Find the domain of the composite function f ₒ g . Please show all of your work.

f(x) = √x; g(x) = 2x + 12

f(x) = sqrt(x)

g(x) = 2x + 12
thus,
(fog)(x) = sqrt(2x + 12)
note that to get the domain, you must get the intersection of the 3 function domains.
for f(x) = sqrt(x), x cannot be less than zero thus the domain is [0 , +infinity)
for g(x) = 2x + 12, x can be any real number thus domain is (-infinity, +infinity).
for (fog)(x) = sqrt(2x + 12), the lowest possible value of the radicand (term inside the radical sign) is zero. thus equating 2x + 12 to zero,
2x + 12 = 0
x = -6
thus domain is [-6 , +infinity)

the intersection of the three domains is therefore,
[0, +infinity)

hope this helps~ :)

To find the domain of the composite function f ₒ g, we first need to determine the domain of g(x) and then substitute the resulting values into f(x).

Let's start by finding the domain of g(x), which is the set of all possible input values for g(x). In general, polynomials have a domain that includes all real numbers. Therefore, the domain of g(x) is (-∞, ∞), which means that g(x) can take any real value.

Now, we substitute the values of g(x) into f(x) to find the domain of f ₒ g.
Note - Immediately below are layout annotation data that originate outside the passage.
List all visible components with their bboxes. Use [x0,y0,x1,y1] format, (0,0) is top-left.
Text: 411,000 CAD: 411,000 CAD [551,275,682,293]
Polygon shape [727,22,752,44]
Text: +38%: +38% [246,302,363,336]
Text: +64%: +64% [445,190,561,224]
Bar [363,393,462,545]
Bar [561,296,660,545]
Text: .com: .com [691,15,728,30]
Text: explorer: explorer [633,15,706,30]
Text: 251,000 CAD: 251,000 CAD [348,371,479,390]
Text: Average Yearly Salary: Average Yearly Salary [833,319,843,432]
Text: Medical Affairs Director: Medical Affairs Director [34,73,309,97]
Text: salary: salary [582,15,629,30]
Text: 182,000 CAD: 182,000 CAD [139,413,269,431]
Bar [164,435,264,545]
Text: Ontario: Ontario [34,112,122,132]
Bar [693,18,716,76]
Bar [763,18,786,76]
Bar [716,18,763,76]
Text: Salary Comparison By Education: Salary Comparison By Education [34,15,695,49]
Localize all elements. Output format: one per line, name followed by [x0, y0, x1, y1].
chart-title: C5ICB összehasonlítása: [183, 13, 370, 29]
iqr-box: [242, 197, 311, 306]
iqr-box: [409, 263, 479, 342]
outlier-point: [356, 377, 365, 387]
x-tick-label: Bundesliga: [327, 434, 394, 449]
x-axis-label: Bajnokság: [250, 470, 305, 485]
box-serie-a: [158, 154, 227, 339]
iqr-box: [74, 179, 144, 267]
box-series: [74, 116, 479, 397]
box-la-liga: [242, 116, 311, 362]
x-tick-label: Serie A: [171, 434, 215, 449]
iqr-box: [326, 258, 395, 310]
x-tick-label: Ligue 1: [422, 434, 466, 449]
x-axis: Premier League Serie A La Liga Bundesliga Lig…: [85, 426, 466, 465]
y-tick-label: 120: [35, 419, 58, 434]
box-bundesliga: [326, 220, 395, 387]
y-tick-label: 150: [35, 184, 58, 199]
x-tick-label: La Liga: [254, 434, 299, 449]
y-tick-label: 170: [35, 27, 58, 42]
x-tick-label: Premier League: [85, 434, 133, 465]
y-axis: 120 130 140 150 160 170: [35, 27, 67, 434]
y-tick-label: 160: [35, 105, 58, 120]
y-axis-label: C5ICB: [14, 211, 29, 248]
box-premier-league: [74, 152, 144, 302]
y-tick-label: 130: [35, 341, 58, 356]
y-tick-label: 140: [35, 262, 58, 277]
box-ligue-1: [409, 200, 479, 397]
The composition f ₒ g is written as f(g(x)), so we substitute g(x) (which is 2x + 12) into f(x):

f(g(x)) = √(2x + 12)

To determine the domain of f ₒ g, we need to find the values of x that make the expression √(2x + 12) defined.

For a square root function like √(2x + 12), the expression inside the square root (√(2x + 12)) must be greater than or equal to zero, since the square root of a negative number is not defined.

So we set 2x + 12 ≥ 0 and solve for x:

2x + 12 ≥ 0
2x ≥ -12
x ≥ -6

Therefore, the domain of f ₒ g is x ≥ -6, meaning that all real numbers greater than or equal to -6 are valid inputs for the composite function f ₒ g.